Porém, quando se despedia de sua mulher, Sísifo alerta para que deixasse seu
corpo sem ser enterrado. Dessa forma, ao chegar no submundo, antes de
atravessar o rio de Lete, Sísifo pede para Hades para que retorna-se para
lembrar sua mulher de lhe enterra. Sísifo volta a vida e engana a morte uma segunda
vez. Quando morre de velhice, os deuses condenam Sísifo a penalidade eterna de
levar uma rocha em uma coluna íngreme, em que após trabalho realizado a rocha
desceria tendo que realizar o mesmo trabalho ad infinitum.
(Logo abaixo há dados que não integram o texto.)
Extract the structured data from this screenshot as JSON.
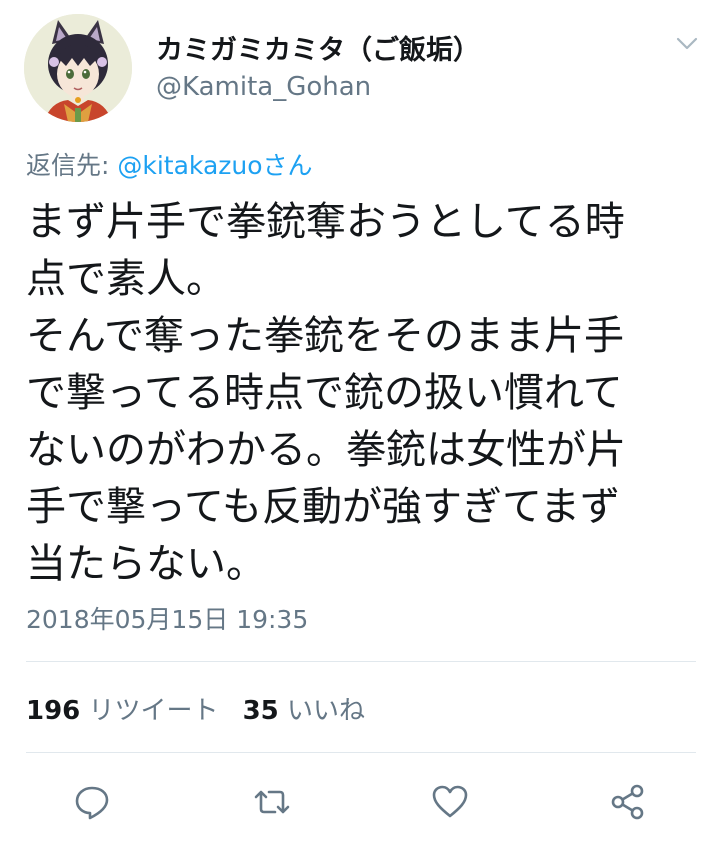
{
  "author": {
    "display_name": "カミガミカミタ（ご飯垢）",
    "handle": "@Kamita_Gohan"
  },
  "reply": {
    "prefix": "返信先: ",
    "mention": "@kitakazuoさん"
  },
  "tweet": {
    "lines": [
      "まず片手で拳銃奪おうとしてる時",
      "点で素人。",
      "そんで奪った拳銃をそのまま片手",
      "で撃ってる時点で銃の扱い慣れて",
      "ないのがわかる。拳銃は女性が片",
      "手で撃っても反動が強すぎてまず",
      "当たらない。"
    ],
    "timestamp": "2018年05月15日 19:35"
  },
  "stats": {
    "retweet_count": "196",
    "retweet_label": "リツイート",
    "like_count": "35",
    "like_label": "いいね"
  },
  "actions": {
    "icons": [
      "reply-icon",
      "retweet-icon",
      "like-icon",
      "share-icon"
    ],
    "icon_color": "#657786"
  },
  "colors": {
    "link": "#1da1f2",
    "secondary_text": "#657786",
    "primary_text": "#14171a",
    "divider": "#e1e8ed"
  }
}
Assim como Prometeu que foi condenado por Zeus a
ficar acorrentado e um abutre comer seu fígado eternamente por ter ensinado o
homem a usar o fogo. Camus procura estabelecer na história de Sísifo um
paralelo com a realidade absurda e ausente de sentido. Tal como o sol que todos
os dias nasce tem seu ponto mais alto e se põe, Camus concluir que é preciso
"imaginar Sísifo feliz". Porém, segundo Reale " sua felicidade é
uma falsificação, é a felicidade do desespero, transformada numa absurda
aceitação consciente do absurdo" (REALE, p. 164).
Referências Bibliográficas
REALE, Giovanni. O Saber dos Antigos: Terapia para os tempos atuais. São Paulo: Edições Loyola, 2002.